Basic Coronavirus Information for Veterinary Staff and Pet Owners
LAST UPDATED: March 16th, 2020
Coronavirus: What we know as it relates to pets
The following information has been directly reported from the American Veterinary Medical Association in response to a recent development of a COVID-19 positive dog in Hong Kong. The corona virus is currently considered a human disease and we encourage you to ask your physician if you have questions.
“If you are not ill with COVID-19, you can interact with your pet as you normally would, including walking, feeding, and playing. You should continue to practice good hygiene during those interactions (e.g., wash hands before and after interacting with your pet; ensure your pet is kept well-groomed; regularly clean your pet’s food and water bowls, bedding material, and toys). Out of an abundance of caution, it is recommended that those ill with COVID-19 limit contact with animals until more information is known about the virus. Have another member of your household take care of walking, feeding, and playing with your pet. If you have a service animal or you must care for your pet, then wear a facemask; don’t share food, kiss, or hug them; and wash your hands before and after any contact with them.”
At this time, the U.S. Centers for Disease Control and Prevention (CDC) and the World Health Organization (WHO) say there is no evidence that companion animals, including pets, can spread COVID-19. However, as with any disease, it’s always a good idea to wash your hands after being around animals.
“While there has been one instance of a dog being infected in Hong Kong, to date, there is no evidence that a dog, cat or any pet can transmit COVID-19. COVID-19 is mainly spread through droplets produced when an infected person coughs, sneezes, or speaks. To protect yourself, clean your hands frequently and thoroughly.” – World Health Organization
WHO continues to monitor the latest research on this and other COVID-19 topics and will update as new findings are available.
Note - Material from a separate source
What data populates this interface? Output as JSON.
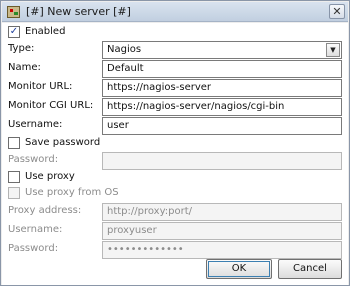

According to the CDC, people who are sick with COVID-19 should restrict contact with pets and other animals, just like you would restrict your contact with other people. When possible, a member of the household other than the individual who is ill should care for any animals in the household. Those infected with COVID-19 should avoid contact with animals, including petting, snuggling, being kissed or licked, and sharing food. Those who must care for a pet, or who will be around animals while sick, should wear an appropriate face mask and wash hands thoroughly before and after interacting with those animals.
The CDC, U.S. Centers for Disease Control and Prevention, claims that no animals in the United States have been identified with the virus, and furthermore, there is no evidence to support that dogs or other pets can contract or spread COVID-19.